Controlling Variables

by Anthony Carpi, Ph.D., Anne E. Egger, Ph.D.

This material is excerpted from a teaching module on the Visionlearning website, to view this material in context, please visit Research Methods: Experimentation.

Controlling variables is an important part of experimental design. Controlled variables refer to variables or contributing factors that are fixed or eliminated in order to clearly identify the relationship between an independent variable and a dependent variable. For example, in an experiment designed to quantify the effect of vitamin A dose on the metabolism of beta-carotene in humans, Shawna Lemke and colleagues had to precisely control the diet of their human volunteers (Lemke, Dueker et al. 2003). They asked their participants to limit their intake of foods rich in vitamin A and further asked that they maintain a precise log of all foods eaten for 1 week prior to their study. At the time of their study, they controlled their participants’ diet by feeding them all the same meals, described in the methods section of their research article in this way, “Meals were controlled for time and content on the dose administration day. Lunch was served at 5.5 h postdosing and consisted of a frozen dinner (Enchiladas, Amy's Kitchen, Petaluma, CA), a blueberry bagel with jelly, 1 apple and 1 banana, and a large chocolate chunk cookie (Pepperidge Farm). Dinner was served 10.5 h post dose and consisted of a frozen dinner (Chinese Stir Fry, Amy's Kitchen) plus the bagel and fruit taken for lunch.”

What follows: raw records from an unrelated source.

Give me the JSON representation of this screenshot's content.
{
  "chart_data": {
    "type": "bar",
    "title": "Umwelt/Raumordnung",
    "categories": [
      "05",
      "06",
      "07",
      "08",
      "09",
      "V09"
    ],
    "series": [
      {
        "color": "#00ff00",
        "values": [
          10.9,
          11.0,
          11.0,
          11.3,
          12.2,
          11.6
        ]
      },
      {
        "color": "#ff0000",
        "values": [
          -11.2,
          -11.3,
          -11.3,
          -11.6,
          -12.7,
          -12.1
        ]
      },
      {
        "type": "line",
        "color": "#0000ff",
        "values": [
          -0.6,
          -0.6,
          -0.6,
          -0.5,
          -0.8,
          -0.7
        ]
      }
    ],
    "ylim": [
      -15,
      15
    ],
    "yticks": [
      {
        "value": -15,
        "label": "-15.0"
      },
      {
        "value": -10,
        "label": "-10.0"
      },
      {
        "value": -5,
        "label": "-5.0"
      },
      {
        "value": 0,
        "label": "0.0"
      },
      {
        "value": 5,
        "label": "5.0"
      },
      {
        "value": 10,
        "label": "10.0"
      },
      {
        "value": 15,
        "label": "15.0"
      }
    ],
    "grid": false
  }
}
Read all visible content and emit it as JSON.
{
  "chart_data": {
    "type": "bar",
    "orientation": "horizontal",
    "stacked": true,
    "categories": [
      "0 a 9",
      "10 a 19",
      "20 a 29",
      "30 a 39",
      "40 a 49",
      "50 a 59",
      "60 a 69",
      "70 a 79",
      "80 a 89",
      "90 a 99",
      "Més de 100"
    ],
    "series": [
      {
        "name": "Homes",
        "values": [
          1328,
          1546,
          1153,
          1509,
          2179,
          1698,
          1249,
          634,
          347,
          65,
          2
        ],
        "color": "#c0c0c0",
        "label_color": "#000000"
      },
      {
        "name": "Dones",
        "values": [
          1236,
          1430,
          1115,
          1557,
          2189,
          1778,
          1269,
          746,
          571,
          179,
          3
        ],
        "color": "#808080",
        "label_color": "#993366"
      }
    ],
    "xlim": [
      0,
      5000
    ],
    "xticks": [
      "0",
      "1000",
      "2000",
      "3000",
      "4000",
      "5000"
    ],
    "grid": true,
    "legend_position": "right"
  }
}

Controlling variables is important because slight variations in the experimental set-up could strongly affect the outcome being measured. For example, during the 1950s, a number of experiments were conducted to evaluate the toxicity in mammals of the metal molybdenum, using rats as experimental subjects. Unexpectedly, these experiments seemed to indicate that the type of cage the rats were housed in affected the toxicity of molybdenum. In response, G. Brinkman and Russell Miller set up an experiment to investigate this observation (Brinkman & Miller, 1961). Brinkman and Miller fed two groups of rats a normal diet that was supplemented with 200 parts per million (ppm) of molybdenum. One group of rats was housed in galvanized steel (steel coated with zinc to reduce corrosion) cages and the second group was housed in stainless steel cages. Rats housed in the galvanized steel cages suffered more from molybdenum toxicity than the other group: they had higher concentrations of molybdenum in their livers and lower blood hemoglobin levels. It was then shown that when the rats chewed on their cages, those housed in the galvanized metal cages absorbed zinc plated onto the metal bars and zinc is now known to affect the toxicity of molybdenum. In order to control for zinc exposure, then, stainless steel cages needed to be used for all rats.

While controlling variables is an important aspect of making an experiment manageable and informative, it is often not representative of the real world, in which many variables may change at once, including the foods you eat. Still, experimental research is an excellent way of determining relationships between variables that can be later validated in real world settings through descriptive or comparative studies.